Einbürgerung

Drogendealer muss Schweizer Pass wieder abgeben - Urteil bestätigt

Bei seiner Einbürgerung unterschlug der Montenegriner jegliche Informationen zu seinen Drogengeschäften. (Symbolbild)

Bei seiner Einbürgerung unterschlug der Montenegriner jegliche Informationen zu seinen Drogengeschäften. (Symbolbild)

Ein gebürtiger Montegriner verliert seinen Schweizer Pass, weil er sich gegenüber den Einbürgerungsbehörden nicht als Drogendealer geoutet hat. Der Mann berief sich vor dem Bundesgericht erfolglos auf das Recht, sich nicht selber belasten zu müssen.

Der Mann war 2007 im Kanton Zürich gestützt auf seine Ehe mit einer Schweizerin erleichtert eingebürgert worden. Im dem Verfahren hatte er gegenüber den Behörden eine Erklärung unterschrieben, wonach gegen ihn kein Strafverfahren hängig sei und er in den letzten zehn Jahren die Schweizer Rechtsordnung beachtet habe.
Siebeneinhalb Jahre für Kokaingeschäfte

Weiter bestätigte er dabei explizit, dass er keine strafbaren Handlungen begangen habe, für die er heute noch mit einer Verurteilung rechnen müsste. Fünf Monate später wurde er verhaftet, nachdem die Zürcher Kantonspolizei längere Zeit eine international tätige Gruppe von balkanstämmigen Drogenhändlern überwacht hatte.

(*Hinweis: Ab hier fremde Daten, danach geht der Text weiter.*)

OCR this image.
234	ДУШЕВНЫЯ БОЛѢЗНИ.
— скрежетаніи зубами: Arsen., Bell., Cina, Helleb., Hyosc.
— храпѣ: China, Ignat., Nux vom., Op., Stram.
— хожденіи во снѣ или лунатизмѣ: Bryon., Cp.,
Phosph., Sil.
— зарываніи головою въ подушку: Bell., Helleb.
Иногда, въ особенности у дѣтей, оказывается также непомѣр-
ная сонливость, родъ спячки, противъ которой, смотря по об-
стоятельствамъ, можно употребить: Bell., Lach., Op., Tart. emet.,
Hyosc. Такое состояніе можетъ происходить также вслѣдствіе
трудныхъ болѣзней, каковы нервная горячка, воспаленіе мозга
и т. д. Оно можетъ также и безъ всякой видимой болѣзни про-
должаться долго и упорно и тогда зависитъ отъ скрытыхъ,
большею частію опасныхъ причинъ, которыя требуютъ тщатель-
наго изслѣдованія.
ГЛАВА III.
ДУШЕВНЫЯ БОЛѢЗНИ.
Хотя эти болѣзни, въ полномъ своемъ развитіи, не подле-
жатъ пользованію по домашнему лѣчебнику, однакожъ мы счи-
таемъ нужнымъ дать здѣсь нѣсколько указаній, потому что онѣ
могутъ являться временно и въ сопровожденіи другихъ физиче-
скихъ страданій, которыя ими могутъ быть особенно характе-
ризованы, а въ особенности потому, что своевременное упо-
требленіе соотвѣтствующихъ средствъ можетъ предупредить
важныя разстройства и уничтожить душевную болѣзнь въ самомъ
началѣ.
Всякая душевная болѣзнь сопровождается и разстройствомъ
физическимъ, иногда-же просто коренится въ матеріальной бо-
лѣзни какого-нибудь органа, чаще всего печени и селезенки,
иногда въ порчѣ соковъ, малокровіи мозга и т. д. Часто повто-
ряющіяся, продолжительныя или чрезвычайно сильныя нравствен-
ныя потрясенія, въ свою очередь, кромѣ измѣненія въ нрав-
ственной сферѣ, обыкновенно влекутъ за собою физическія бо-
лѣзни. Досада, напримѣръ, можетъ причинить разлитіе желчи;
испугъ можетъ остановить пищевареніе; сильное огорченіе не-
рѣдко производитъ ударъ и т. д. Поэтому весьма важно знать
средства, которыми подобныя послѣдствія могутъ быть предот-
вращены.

Das Zürcher Obergericht verurteilte den Mann 2011 als Mitglied dieser Gruppe wegen schweren Betäubungsmitteldelikten zu siebeneinhalb Jahren Freiheitsstrafe. Die Verurteilung basierte auf dem Handel mit einem Kilo Kokain und Vorbereitungshandlungen für die Einfuhr und den Verkauf von rund 30 Kilogramm Kokain im Jahr 2007.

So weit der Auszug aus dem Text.